Around this time, the Smithsonian’s taxpayer-funded National Museum of African-American History and Culture offered its racist and now-retracted infographic titled “Aspects of Whiteness and White Culture”. It claimed among other things that believing in hard work, politeness, and planning for the future were unique values of white culture. Like CRT advocates, they redefined racism as that which only benefits white people–whether it’s individual, institutional, systemic or structural.

Such academic verbiage has an air of sophistication but really just reeks of, well, more discrimination.

Even leading anti-racism evangelist and best-selling propagandist, Ibram X. Kendi, can’t seem to define the word from which he’s made millions. In this cringe-worthy clip from the leftist Aspen Ideas Festival, Kendi leaves his audience in an awkward silence:

KENDI: Racism. I would define it as a collection of racist policies that lead to racial inequity that are substantiated by racist ideas.

Circular definitions are so fitting for those who incessantly talk in circles. Racism is “everywhere,” but somehow these activists cannot explain what it is.

Here's how the Bible defines racism: sin.

Race is a destructive human construct with absolutely no basis in science. It’s simply another failure of humanity to see ourselves as being made in God’s image with inherent and equal worth. People of every skin color can be tempted to think they’re better or more valuable than others.

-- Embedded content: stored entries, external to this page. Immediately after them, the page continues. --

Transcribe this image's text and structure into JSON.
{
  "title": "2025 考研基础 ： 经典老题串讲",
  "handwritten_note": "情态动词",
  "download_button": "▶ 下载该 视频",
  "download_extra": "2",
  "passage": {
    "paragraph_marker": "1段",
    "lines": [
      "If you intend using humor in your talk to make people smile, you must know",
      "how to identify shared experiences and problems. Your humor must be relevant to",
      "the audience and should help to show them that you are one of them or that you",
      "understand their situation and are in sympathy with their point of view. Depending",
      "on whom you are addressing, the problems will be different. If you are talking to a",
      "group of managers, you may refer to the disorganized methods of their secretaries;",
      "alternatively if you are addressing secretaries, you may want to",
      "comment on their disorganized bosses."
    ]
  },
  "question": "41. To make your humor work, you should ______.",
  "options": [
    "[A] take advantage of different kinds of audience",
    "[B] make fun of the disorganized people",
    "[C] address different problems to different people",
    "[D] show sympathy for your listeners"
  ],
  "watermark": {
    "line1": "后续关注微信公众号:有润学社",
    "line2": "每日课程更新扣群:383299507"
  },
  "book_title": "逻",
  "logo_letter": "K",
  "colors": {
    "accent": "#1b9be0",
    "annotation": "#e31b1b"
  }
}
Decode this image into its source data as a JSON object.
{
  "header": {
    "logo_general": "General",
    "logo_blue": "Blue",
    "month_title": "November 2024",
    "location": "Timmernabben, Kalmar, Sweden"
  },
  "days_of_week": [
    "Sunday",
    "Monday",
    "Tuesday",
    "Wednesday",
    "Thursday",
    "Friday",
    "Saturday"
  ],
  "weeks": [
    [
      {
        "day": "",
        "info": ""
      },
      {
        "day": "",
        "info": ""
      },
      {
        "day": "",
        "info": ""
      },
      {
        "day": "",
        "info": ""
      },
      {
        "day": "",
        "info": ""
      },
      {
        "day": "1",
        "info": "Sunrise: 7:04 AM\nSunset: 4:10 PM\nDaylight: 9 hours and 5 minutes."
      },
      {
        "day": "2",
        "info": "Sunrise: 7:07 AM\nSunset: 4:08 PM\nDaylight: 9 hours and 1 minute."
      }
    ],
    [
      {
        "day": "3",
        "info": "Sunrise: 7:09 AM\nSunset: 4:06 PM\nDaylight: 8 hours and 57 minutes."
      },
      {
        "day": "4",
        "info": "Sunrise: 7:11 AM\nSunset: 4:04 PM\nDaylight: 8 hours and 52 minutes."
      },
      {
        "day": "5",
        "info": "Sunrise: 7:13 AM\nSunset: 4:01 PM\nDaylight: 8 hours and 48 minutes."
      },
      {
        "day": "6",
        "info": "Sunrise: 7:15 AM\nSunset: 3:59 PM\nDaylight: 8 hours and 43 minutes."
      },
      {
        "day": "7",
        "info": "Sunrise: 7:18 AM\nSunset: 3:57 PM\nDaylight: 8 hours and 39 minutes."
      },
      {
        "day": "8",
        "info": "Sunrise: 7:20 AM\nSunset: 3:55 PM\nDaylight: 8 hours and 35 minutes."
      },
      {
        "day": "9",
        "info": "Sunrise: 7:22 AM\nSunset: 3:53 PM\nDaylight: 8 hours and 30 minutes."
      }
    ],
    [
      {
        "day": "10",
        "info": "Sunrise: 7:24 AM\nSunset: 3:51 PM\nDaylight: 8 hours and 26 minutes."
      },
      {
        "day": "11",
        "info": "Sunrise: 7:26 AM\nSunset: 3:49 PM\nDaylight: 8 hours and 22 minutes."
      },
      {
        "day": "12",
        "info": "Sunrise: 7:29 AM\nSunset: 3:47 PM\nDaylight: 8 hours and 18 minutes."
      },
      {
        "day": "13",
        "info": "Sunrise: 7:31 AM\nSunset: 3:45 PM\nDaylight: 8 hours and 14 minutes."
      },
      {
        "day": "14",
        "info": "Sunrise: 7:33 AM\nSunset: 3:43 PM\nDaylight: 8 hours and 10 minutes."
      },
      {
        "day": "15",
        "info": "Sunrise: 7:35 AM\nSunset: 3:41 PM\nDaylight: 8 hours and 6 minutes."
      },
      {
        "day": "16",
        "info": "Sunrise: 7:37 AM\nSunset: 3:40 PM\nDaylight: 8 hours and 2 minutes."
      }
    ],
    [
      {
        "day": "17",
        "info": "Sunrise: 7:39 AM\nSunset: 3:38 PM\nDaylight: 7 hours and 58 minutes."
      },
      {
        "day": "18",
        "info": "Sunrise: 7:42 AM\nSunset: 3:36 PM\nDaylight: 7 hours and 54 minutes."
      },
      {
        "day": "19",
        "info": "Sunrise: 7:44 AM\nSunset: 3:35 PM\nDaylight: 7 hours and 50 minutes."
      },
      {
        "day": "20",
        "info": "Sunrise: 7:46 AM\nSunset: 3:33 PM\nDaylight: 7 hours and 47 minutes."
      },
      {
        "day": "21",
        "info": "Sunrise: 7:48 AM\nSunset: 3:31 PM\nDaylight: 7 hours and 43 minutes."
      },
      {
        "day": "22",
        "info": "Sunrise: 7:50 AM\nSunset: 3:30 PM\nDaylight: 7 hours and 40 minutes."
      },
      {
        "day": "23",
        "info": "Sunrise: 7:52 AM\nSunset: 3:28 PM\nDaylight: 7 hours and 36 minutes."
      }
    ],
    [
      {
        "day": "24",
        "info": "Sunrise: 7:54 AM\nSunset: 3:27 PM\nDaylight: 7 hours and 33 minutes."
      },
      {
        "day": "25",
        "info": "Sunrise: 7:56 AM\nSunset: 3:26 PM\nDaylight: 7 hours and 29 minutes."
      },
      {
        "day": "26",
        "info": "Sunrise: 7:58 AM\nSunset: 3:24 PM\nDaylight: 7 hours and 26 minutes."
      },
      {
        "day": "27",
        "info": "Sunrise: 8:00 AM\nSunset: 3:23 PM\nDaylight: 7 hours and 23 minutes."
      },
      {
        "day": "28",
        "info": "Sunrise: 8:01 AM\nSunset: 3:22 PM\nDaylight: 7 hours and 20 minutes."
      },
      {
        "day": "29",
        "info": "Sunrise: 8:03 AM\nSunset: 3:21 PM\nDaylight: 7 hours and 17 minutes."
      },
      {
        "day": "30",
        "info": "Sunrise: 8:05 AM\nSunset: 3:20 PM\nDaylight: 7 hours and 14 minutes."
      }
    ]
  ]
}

Many anti-racists today claim to “build community” with their colorized anti-social policies, but they only divide us further. For Christians, true unity exists solely through the love of Jesus Christ. He’s the only one who can break the seemingly endless cycle of worshiping color instead of the Creator.

I’m Ryan Bomberger.


NICK EICHER, HOST: Tomorrow: the federal government is trying to rein in bad behavior in local police departments, using a tool called a consent decree. What are they, and will they really help?

That and more tomorrow.

I’m Nick Eicher.

MARY REICHARD, HOST: And I’m Mary Reichard. 

The World and Everything in It comes to you from WORLD Radio. WORLD’s mission is biblically objective journalism that informs, educates, and inspires.

Jesus said in the parable of the sower: “As for what was sown on rocky ground, this is the one who hears the word and immediately receives it with joy, yet he has no root in himself, but endures for a while, and when tribulation or persecution arises on account of the word, immediately he falls away.” Matthew 13, verses 20 and 21.

Go now in grace and peace.


WORLD Radio transcripts are created on a rush deadline. This text may not be in its final form and may be updated or revised in the future. Accuracy and availability may vary. The authoritative record of WORLD Radio programming is the audio record.